A lonely taoist priest with a sideline as a drag artist falls for the siren song of a drifting fisherman in Zero Chou’s mystical vision of love and loss, Splendid Float (豔光四射歌舞團, Yàn Guāng Sìshè Gēwǔtuán). One of very few out lesbian filmmakers currently working in East Asia, Chou’s films more often deal with love between women but her second narrative feature is a melancholy meditation on grief and impossibility revolving around a performer with an itinerant drag act as she struggles to understand why the man she loved couldn’t stay with her forever.
A taoist priest performing death rituals by day, by night Roy (James Chen Yu-Ming) becomes Rose a drag performer singing sad songs of lost love from the makeshift stage of converted pickup truck with a rainbow roof. It’s one evening when the van breaks down that she first meets Sunny (Chung Yi-Ching), a handsome swimmer who soon becomes her lover only to disappear the next morning leaving behind only a note saying goodbye and a yellow flower. Heartbroken, Rose tries to find him and begins to suspect the worst later discovering that Sunny has apparently drowned at sea.
The minor irony is that Rose’s day job is as a taoist priest which to say bound up with the rituals of death and grieving yet she struggles to come to terms with Sunny’s absence and is unable to let go of a tragic, fleeting love. Following the rather lengthy opening sex scene, Rose asks Sunny to stay with her longing for a place to settle down together looking for conventional domesticity as a couple, something about which Sunny appears unsure not it seems because of societal pressure but because he is not made for a settled life.
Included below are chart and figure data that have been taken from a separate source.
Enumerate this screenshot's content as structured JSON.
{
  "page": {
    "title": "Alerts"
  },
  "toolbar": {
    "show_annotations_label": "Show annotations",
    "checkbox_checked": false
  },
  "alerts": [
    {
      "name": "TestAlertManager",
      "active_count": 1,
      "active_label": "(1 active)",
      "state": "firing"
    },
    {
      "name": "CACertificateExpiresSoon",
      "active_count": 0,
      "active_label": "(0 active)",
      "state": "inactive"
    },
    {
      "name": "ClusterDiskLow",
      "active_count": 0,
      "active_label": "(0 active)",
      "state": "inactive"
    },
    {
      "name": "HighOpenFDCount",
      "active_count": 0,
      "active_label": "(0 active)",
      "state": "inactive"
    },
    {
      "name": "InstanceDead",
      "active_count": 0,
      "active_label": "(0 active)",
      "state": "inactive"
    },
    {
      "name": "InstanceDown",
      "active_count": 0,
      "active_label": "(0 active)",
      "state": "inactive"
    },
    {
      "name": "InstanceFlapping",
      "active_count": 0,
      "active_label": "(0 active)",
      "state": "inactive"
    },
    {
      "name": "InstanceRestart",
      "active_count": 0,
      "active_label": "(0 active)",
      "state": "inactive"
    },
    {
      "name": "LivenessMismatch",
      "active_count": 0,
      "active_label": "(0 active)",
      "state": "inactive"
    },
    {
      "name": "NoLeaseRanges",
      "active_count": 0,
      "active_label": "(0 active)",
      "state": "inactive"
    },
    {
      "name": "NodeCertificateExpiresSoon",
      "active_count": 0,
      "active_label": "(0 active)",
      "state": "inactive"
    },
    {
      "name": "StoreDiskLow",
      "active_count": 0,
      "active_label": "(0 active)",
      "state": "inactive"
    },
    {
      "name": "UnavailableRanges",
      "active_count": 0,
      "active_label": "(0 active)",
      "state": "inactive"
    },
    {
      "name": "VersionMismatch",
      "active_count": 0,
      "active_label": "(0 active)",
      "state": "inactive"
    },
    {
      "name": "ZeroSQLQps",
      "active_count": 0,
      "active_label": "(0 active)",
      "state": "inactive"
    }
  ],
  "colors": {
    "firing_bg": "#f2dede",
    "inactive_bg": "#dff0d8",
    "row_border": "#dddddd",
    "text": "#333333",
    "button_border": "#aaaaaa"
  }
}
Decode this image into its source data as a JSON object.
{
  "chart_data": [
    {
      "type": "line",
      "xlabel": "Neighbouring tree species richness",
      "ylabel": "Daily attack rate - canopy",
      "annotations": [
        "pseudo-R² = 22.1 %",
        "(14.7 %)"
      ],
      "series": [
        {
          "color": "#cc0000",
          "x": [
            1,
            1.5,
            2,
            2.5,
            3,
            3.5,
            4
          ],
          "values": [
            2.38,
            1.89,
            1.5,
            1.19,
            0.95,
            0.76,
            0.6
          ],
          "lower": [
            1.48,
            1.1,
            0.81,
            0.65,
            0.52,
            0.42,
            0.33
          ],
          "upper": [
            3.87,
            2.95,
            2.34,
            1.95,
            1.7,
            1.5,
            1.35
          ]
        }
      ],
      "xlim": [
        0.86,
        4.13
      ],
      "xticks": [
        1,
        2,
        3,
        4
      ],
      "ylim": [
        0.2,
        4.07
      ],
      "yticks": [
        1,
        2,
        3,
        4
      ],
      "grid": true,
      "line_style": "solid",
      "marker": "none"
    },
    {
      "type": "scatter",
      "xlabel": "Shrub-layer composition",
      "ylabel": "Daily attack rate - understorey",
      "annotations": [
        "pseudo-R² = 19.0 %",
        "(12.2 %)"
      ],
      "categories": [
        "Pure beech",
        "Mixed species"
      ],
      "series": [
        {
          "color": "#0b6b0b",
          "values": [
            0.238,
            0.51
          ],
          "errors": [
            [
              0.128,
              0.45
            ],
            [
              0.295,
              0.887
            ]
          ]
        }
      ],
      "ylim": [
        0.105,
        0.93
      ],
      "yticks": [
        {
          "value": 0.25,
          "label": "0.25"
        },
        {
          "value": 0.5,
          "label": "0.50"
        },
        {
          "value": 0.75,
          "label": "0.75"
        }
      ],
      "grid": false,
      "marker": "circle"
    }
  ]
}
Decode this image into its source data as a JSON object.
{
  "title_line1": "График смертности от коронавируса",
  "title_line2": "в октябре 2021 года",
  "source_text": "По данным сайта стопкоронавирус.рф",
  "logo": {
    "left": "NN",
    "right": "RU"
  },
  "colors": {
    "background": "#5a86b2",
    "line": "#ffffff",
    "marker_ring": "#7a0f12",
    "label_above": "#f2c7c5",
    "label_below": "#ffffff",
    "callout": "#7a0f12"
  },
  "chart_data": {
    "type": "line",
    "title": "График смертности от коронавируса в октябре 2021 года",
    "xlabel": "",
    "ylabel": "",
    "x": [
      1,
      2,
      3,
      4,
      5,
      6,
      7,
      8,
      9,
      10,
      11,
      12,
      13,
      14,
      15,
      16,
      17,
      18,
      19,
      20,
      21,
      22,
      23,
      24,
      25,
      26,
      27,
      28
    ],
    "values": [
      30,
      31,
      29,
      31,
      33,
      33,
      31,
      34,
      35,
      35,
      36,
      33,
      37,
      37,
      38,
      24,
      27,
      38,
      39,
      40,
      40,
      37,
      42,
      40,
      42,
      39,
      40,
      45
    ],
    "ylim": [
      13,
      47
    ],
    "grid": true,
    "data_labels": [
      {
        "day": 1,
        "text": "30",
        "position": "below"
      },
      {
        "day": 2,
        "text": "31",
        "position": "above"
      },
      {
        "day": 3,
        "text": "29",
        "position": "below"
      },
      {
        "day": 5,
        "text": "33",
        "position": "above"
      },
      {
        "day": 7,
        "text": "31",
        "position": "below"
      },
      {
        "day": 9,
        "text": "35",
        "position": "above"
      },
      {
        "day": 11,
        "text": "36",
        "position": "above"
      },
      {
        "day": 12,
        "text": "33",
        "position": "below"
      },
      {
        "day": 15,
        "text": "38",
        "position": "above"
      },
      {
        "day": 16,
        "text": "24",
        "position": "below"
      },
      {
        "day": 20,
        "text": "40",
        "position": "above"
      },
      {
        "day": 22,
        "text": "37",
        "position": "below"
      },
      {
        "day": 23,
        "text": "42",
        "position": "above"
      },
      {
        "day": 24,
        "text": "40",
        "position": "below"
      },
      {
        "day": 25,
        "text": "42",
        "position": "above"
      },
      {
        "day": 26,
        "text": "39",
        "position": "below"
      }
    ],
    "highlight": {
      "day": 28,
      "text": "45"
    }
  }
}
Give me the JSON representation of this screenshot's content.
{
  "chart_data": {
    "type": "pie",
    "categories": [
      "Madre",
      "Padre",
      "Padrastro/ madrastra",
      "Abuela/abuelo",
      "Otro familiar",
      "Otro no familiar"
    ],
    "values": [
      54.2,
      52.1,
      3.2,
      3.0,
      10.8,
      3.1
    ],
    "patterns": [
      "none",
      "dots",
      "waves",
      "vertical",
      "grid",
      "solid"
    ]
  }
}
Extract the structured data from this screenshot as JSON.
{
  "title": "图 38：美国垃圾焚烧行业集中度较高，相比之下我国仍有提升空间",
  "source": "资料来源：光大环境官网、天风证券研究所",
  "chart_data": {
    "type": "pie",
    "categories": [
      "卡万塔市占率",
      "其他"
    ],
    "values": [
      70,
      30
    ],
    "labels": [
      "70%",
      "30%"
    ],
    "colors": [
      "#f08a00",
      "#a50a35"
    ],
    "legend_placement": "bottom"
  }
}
Often seen swimming, Sunny is a kind of mermaid happiest in the water which lends his death by drowning an additionally poetic quality but also perhaps aligns his sexuality with a sense of impossibility suggesting Rose will never be able to achieve the fulfilling romance of which she dreams.
This is further brought home in her frustrated attempts to make contact with Sunny’s spirit, often seeing his ghost but refusing to let him go. Ironically brought in to conduct a death ritual on behalf of Sunny’s mother and sister, she unwittingly hints at their relationship by using the t-shirt he left behind to summon him and thereafter determines to split his soul taking a funeral tablet with her after tossing coins to try and gain his consent only to ignore the result when it implies Sunny chose to leave her and does not want to be possessed by her in death. “We live amongst tradition but still there’s no place for people like us” one of Rose’s fellow performers laments, “look at you and Sunny, together for so long but what are you, just ordinary friends? It’s not like you can just go and tell everyone you’re his widow and take his icon with you.”
Even Roy’s family members are apparently ambivalent, suspecting he might be gay but unsure how to respond to it. They avoid sending him to funerals because he has a reputation for being overly emotional earning the nickname of “the wailing girl “and feel bad about him being teased while also confused that seems so “effeminate”, “not like a man at all”. His aunt, however, a fairly butch older woman asks if she doesn’t look “like a man” while in her full taoist priest outfit, suggesting perhaps that gender is an irrelevance at least in the course of their work.
Rose, meanwhile, struggles to come to terms with loss while unable to voice her grief. In this quasi-musical, Rose’s songs are the only way she can express her suffering. “No one knows the pain I must face” she sings in a repeated refrain, “smiling and swallowing my tears secretly casting my sorrows to the sea.” Exploring both the vibrancy of traditional taoist practice, the soul guiding ritual described as the last dance of life, along with the precarious existence of the itinerant drag queens, Chou crafts an etherial fairytale of love and loss in which Rose herself becomes a kind of wandering ghost trapped in a rootless existence while yearning to settle down in perpetual search for safe harbour amid stormy seas.
Splendid Float streams in the UK until 31st October as part of this year’s Taiwan Film Festival Edinburgh.